I think so, I'll make a few more in-depth check with thread-pinning, etc.

oschulz commented 4 years ago

@mbauman, ran it again with $ in @benchmark. There doesn't seem to be any very significant difference between using @uviews or not on Julia v1.5 :smile: :

numactl -C 0-63 julia
using Base.Threads, LinearAlgebra
using UnsafeArrays
using BenchmarkTools

function colnorms!(dest::AbstractVector, A::AbstractMatrix)
    @threads for i in axes(A, 2)
        dest[i] = norm(view(A, :, i))
    end
    dest
end

colnorms_with_uviews!(dest, A) = @uviews A colnorms!(dest, A)

A = rand(50, 10^5);
dest = similar(A, size(A, 2));

colnorms!(dest, A)
colnorms_with_uviews!(dest, A)

julia> versioninfo()
Julia Version 1.5.0-beta1.0
Commit 6443f6c95a (2020-05-28 17:42 UTC)
Platform Info:
  OS: Linux (x86_64-pc-linux-gnu)
  CPU: AMD EPYC 7702P 64-Core Processor

julia> nthreads()
64

julia> @benchmark colnorms!($dest, $A)
BenchmarkTools.Trial: 
  memory estimate:  46.61 KiB
  allocs estimate:  321
  --------------
  minimum time:     95.621 μs (0.00% GC)
  median time:      110.751 μs (0.00% GC)
  mean time:        121.822 μs (2.68% GC)
  maximum time:     4.075 ms (91.13% GC)
  --------------
  samples:          10000
  evals/sample:     1

julia> @benchmark colnorms_with_uviews!($dest, $A)
BenchmarkTools.Trial: 
  memory estimate:  46.63 KiB
  allocs estimate:  321
  --------------
  minimum time:     89.120 μs (0.00% GC)
  median time:      105.310 μs (0.00% GC)
  mean time:        116.689 μs (2.70% GC)
  maximum time:     4.001 ms (90.93% GC)
  --------------
  samples:          10000
  evals/sample:     1

These numbers seem fairly stable, when I run it multiple times. So a very small difference remains, but that can't really be due to memory allocation - on 64 threads, any difference in memory allocation frequency should result in a clear performance difference.

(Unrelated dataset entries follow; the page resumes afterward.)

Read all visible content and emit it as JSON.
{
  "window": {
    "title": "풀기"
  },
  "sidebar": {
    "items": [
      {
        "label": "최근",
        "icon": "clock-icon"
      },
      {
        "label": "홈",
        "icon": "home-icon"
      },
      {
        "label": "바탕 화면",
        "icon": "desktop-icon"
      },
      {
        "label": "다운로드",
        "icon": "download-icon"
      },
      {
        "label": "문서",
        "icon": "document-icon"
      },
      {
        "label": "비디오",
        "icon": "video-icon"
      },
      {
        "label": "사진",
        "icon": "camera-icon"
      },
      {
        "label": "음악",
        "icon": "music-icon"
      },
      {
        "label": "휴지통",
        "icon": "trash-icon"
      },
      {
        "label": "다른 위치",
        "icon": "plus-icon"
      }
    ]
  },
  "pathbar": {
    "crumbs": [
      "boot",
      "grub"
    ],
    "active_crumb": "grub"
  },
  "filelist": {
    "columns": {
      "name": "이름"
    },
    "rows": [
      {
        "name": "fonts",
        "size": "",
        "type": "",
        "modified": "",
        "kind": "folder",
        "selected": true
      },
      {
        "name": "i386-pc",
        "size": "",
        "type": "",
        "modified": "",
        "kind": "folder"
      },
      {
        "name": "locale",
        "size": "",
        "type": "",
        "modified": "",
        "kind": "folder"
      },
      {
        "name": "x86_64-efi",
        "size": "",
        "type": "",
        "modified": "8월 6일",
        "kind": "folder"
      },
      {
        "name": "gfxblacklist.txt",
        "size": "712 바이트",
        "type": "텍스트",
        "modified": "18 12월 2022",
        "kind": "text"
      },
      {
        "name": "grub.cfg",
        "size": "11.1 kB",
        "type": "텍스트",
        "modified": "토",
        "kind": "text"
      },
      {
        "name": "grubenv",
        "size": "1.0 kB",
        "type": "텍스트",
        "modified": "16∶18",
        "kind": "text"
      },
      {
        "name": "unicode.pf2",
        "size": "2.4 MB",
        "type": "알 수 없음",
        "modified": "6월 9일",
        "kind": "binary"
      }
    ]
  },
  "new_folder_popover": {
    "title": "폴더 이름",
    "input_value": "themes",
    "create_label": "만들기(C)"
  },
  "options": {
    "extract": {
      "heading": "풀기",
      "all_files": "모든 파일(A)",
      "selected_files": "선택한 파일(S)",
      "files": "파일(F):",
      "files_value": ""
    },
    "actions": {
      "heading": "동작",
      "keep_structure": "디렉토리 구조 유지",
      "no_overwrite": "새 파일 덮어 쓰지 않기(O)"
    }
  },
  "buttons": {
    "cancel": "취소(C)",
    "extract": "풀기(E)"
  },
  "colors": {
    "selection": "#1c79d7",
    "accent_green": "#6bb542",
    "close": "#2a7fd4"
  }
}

oschulz commented 4 years ago

And the pure absolute difference between Julia v1.4 and v1.5 (without UnsafeArrays), on 64 threads:

Julia v1.4:

julia> @benchmark colnorms!($dest, $A)
BenchmarkTools.Trial: 
  memory estimate:  4.62 MiB
  allocs estimate:  100323
  --------------
  minimum time:     257.731 μs (0.00% GC)
  median time:      617.504 μs (0.00% GC)
  mean time:        9.535 ms (93.55% GC)
  maximum time:     3.384 s (99.97% GC)
  --------------
  samples:          758
  evals/sample:     1

Julia v1.5

julia> @benchmark colnorms!($dest, $A)
BenchmarkTools.Trial: 
  memory estimate:  46.61 KiB
  allocs estimate:  321
  --------------
  minimum time:     95.621 μs (0.00% GC)
  median time:      110.751 μs (0.00% GC)
  mean time:        121.822 μs (2.68% GC)
  maximum time:     4.075 ms (91.13% GC)
  --------------
  samples:          10000
  evals/sample:     1

A mean time of 122 μs vs. 9.5 ms before! My deepest thanks to the compiler team for this. I think JuliaLang/julia#34126 will boost heavily multi-threaded applications a lot.

After all, benchmark mean time is usually the number with the strongest influence on application wall-clock time.